Politico | Time
As Mike Allen reported in his morning “Playbook,” Rupert Murdoch will grace the covers of next week’s Time magazine and Bloomberg Businessweek. This is Murdoch’s third appearance on the cover of Time. He appeared for the first time in 1977, when he bought New York magazine (which he sold in 1991). His second appearance was in 2007, when he was buying The Wall Street Journal. At the time, he said of the Bancroft family, “They can’t sell their company and still control it — that’s not how it works. I’m sorry!” The compromise: an independent editorial-oversight committee. Through the lens of the current News of the World scandal, note Murdoch’s 2007 take on his papers:
Murdoch cheerfully admits to meddling with his tabloids. “They’re different animals,” he says. “You’ve got to make people want to read ‘em. They’ve got to have some fun and a bit of edge. Agendas up to a point, and certainly crusades. But I don’t call all those shots. I haven’t got the time.” He doesn’t need to dictate or micromanage because he chooses editors who broadly agree with him. That’s not unusual in the newspaper business. Some papers are allowed to diverge — the Sunday Times skews conservative, the Times of London more moderate. …
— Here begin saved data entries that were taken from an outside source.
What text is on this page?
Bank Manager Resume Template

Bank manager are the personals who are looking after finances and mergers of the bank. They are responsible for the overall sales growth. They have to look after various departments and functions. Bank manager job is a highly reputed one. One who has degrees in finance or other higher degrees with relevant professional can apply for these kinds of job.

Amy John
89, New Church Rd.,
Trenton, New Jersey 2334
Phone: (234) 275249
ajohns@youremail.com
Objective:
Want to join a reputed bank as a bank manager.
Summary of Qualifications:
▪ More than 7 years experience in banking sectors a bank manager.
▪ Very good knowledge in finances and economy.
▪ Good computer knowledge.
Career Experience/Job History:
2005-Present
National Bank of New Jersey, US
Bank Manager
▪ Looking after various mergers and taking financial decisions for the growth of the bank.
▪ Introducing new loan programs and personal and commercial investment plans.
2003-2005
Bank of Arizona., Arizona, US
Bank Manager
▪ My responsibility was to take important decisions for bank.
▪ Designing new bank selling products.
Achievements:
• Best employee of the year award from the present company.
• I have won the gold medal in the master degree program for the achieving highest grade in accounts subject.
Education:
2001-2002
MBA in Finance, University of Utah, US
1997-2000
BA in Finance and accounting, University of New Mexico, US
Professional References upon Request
“We’re very proud of what we do at all our papers.”
In the latest Time cover piece, “Tabloid Bites Man,” Catherine Mayer compares Murdoch to William Randolph Hearst.
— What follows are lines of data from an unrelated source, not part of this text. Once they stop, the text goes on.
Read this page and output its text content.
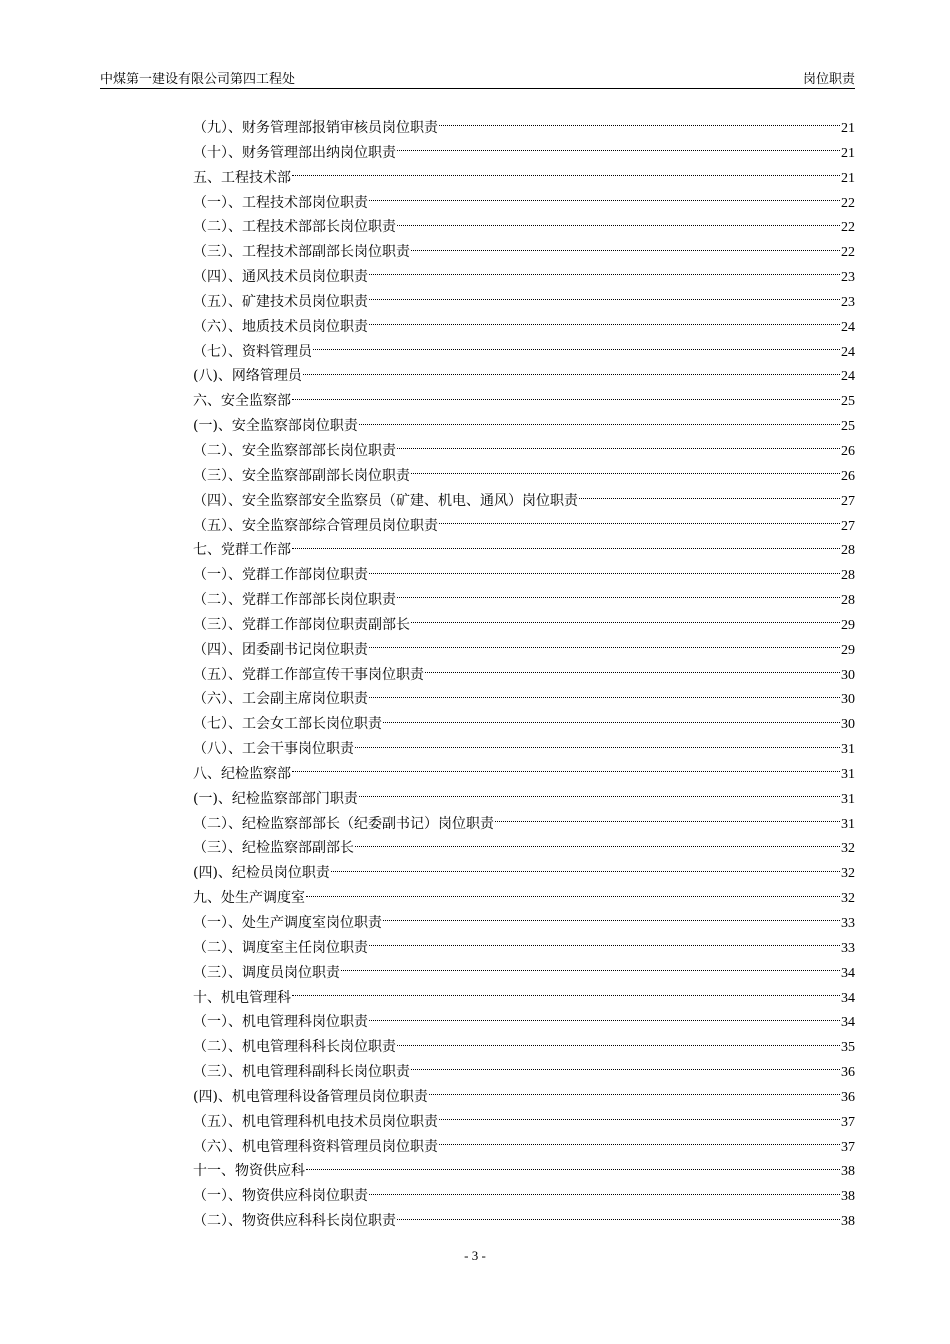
中煤第一建设有限公司第四工程处	岗位职责
（九）、财务管理部报销审核员岗位职责	21
（十）、财务管理部出纳岗位职责	21
五、工程技术部	21
（一）、工程技术部岗位职责	22
（二）、工程技术部部长岗位职责	22
（三）、工程技术部副部长岗位职责	22
（四）、通风技术员岗位职责	23
（五）、矿建技术员岗位职责	23
（六）、地质技术员岗位职责	24
（七）、资料管理员	24
(八)、网络管理员	24
六、安全监察部	25
(一)、安全监察部岗位职责	25
（二）、安全监察部部长岗位职责	26
（三）、安全监察部副部长岗位职责	26
（四）、安全监察部安全监察员（矿建、机电、通风）岗位职责	27
（五）、安全监察部综合管理员岗位职责	27
七、党群工作部	28
（一）、党群工作部岗位职责	28
（二）、党群工作部部长岗位职责	28
（三）、党群工作部岗位职责副部长	29
（四）、团委副书记岗位职责	29
（五）、党群工作部宣传干事岗位职责	30
（六）、工会副主席岗位职责	30
（七）、工会女工部长岗位职责	30
（八）、工会干事岗位职责	31
八、纪检监察部	31
(一)、纪检监察部部门职责	31
（二）、纪检监察部部长（纪委副书记）岗位职责	31
（三）、纪检监察部副部长	32
(四)、纪检员岗位职责	32
九、处生产调度室	32
（一）、处生产调度室岗位职责	33
（二）、调度室主任岗位职责	33
（三）、调度员岗位职责	34
十、机电管理科	34
（一）、机电管理科岗位职责	34
（二）、机电管理科科长岗位职责	35
（三）、机电管理科副科长岗位职责	36
(四)、机电管理科设备管理员岗位职责	36
（五）、机电管理科机电技术员岗位职责	37
（六）、机电管理科资料管理员岗位职责	37
十一、物资供应科	38
（一）、物资供应科岗位职责	38
（二）、物资供应科科长岗位职责	38
- 3 -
When Murdoch calls, PMs and Presidents from Beijing to Rome answer the phone. In that respect, successive British leaders have acted no differently than their counterparts abroad, though they sprinted for the phone more eagerly. Prime Minister David Cameron admitted as much at a July 8 press conference. “The truth is, we have all been in this together,” he said. “The press, politicians and leaders of all parties — and yes, that includes me.”